所以段府会不会干脆广撒网,放出十种八种说法,看你们信哪一桩?
信金银的,八成是穷急了的俗人;信神功的,多半是热血未冷的少年;信仙女的……那真是没救了。
虽不至于这般夸张,但对段家而言,这秘密一定至关重要。
“暂且不提这些。离歌笑,你还打算动段家吗?”
“当然想!萧兄可有良策?”
“今日我无意中想到个法子,至少能让他们内耗一阵——挑拨段三爷几个儿子彼此争斗……”

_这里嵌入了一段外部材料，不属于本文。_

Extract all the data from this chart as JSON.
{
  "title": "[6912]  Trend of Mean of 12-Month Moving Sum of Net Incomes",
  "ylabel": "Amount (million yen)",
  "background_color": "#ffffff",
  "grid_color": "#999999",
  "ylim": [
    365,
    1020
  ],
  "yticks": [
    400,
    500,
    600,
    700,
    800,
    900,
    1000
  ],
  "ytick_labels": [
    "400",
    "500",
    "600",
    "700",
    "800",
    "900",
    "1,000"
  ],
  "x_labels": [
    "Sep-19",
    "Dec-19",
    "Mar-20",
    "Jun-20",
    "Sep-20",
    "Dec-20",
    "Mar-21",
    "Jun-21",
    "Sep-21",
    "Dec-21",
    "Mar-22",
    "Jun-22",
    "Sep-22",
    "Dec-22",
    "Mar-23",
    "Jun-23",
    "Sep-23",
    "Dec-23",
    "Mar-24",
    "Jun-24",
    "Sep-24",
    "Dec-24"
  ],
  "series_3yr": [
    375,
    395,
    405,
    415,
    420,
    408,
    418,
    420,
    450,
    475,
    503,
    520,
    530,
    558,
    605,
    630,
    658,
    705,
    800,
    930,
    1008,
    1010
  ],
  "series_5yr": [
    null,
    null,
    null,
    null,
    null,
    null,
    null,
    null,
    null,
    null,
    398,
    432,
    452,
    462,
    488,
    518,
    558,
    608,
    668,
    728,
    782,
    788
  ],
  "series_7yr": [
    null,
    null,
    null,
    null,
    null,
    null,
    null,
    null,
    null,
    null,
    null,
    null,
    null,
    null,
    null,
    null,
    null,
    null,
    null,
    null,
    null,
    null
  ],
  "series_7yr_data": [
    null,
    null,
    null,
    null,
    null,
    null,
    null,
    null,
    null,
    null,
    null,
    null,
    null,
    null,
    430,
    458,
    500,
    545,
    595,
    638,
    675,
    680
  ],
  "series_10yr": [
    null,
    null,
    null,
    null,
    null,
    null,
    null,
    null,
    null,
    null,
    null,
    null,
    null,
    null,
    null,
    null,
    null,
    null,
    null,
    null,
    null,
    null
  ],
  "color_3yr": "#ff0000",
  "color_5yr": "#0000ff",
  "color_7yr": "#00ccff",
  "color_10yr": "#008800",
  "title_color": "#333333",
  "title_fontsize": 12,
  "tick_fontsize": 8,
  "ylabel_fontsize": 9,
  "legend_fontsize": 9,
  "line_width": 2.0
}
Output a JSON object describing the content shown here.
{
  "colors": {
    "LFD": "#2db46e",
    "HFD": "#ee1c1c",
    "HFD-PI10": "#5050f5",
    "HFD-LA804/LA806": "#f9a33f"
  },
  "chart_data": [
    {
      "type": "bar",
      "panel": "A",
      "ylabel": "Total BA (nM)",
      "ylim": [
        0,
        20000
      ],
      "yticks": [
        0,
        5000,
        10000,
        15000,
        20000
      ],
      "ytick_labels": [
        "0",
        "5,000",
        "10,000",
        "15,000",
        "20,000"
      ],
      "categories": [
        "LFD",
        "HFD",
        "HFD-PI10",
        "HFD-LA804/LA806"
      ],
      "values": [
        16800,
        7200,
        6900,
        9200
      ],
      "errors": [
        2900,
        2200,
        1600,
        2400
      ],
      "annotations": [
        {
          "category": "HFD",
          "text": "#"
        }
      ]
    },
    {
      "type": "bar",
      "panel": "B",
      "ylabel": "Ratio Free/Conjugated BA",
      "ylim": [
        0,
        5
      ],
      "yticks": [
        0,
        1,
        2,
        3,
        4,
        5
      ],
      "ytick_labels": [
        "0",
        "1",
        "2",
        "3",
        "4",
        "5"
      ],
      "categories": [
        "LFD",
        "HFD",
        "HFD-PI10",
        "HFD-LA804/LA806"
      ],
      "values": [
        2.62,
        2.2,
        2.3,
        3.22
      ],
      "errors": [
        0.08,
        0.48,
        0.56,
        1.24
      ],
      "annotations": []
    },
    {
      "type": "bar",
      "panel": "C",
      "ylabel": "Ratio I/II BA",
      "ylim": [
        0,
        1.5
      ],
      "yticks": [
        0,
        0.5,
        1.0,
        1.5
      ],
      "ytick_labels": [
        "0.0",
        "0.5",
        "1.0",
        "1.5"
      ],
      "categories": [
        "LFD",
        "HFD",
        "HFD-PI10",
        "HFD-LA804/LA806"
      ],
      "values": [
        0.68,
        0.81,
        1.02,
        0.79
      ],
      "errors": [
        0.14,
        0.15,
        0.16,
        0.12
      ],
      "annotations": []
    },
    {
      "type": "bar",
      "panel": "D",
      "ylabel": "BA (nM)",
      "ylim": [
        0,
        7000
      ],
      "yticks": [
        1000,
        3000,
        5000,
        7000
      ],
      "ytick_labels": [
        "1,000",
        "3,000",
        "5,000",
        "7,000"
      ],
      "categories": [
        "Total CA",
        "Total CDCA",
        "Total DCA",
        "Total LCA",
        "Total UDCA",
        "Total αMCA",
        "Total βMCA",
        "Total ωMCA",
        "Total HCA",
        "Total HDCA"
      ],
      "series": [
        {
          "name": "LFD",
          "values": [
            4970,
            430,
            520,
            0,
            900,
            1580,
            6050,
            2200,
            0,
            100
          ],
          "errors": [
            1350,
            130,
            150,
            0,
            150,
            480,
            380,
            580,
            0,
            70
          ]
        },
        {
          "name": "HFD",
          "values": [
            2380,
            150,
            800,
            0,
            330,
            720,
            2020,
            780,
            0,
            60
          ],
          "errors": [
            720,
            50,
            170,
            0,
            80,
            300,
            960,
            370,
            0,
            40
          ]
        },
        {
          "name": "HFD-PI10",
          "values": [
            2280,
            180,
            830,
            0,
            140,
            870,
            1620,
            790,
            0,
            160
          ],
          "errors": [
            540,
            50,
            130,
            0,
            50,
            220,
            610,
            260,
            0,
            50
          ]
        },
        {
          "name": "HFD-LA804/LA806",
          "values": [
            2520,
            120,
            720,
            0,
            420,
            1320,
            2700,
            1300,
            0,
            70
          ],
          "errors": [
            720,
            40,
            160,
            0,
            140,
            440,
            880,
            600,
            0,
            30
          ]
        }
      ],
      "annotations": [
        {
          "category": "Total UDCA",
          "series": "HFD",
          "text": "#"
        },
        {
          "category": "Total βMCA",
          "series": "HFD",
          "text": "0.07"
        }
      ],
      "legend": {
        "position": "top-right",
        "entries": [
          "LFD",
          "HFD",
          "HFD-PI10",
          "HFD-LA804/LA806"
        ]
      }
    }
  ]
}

萧墨将白天误打误撞设下的局一一道来,段峰本人对此事格外上心。
离歌笑一听,立刻来了精神:“竟有这等好事?干得漂亮!上次抓的那位,并非段三爷最看重的儿子;这回,咱们直奔长子!”
“不过,有个麻烦。”
“什么麻烦?难道老三比你还精明?”
“倒不是他。而是长子身边护着一位高手——女子,模样似稚童,实则早已及笄,生得极美……”
“等等,萧兄,你喜欢她,自己动手便是,跟我说这个作甚?”
“我说的是小馨。江湖上称她‘天下第一剑’。”
萧墨正色道,“要动长子,必先过她这一关。你消息灵通,可听过这个名号?”
离歌笑一愣,随即摇头:“没听说过。谁敢用这称号,第二天宅子就被围得水泄不通,你信不信?”
“可她就这么自称,至今无人敢试她一剑。”
“一个小姑娘,没怎么见过大场面吧?或许有点底子,自己瞎练出来的,连几个像样的高手都没碰过,就真以为天下无敌了?”
离歌笑嗤笑一声,这世上哪有人敢真称无敌?山外有山,人上有人。
听萧墨说她像个孩子,难道真把她当乳臭未干的娃娃?小孩随口胡诌的话,你也当真?
可萧墨却摇头:“我倒觉得她来头不小。所以咱们的主意很明确——不跟她硬碰,只设法调开所有守卫,趁机拿下段和。”
“嗯……小心点也无妨,但总得有人里应外合。”
“段峰自己就肯搭把手,还要找谁当内线?还能比他更近、更可信?”
也是,最能捅你刀子的,往往是身边人;最想踩你上位的,常常是亲兄弟。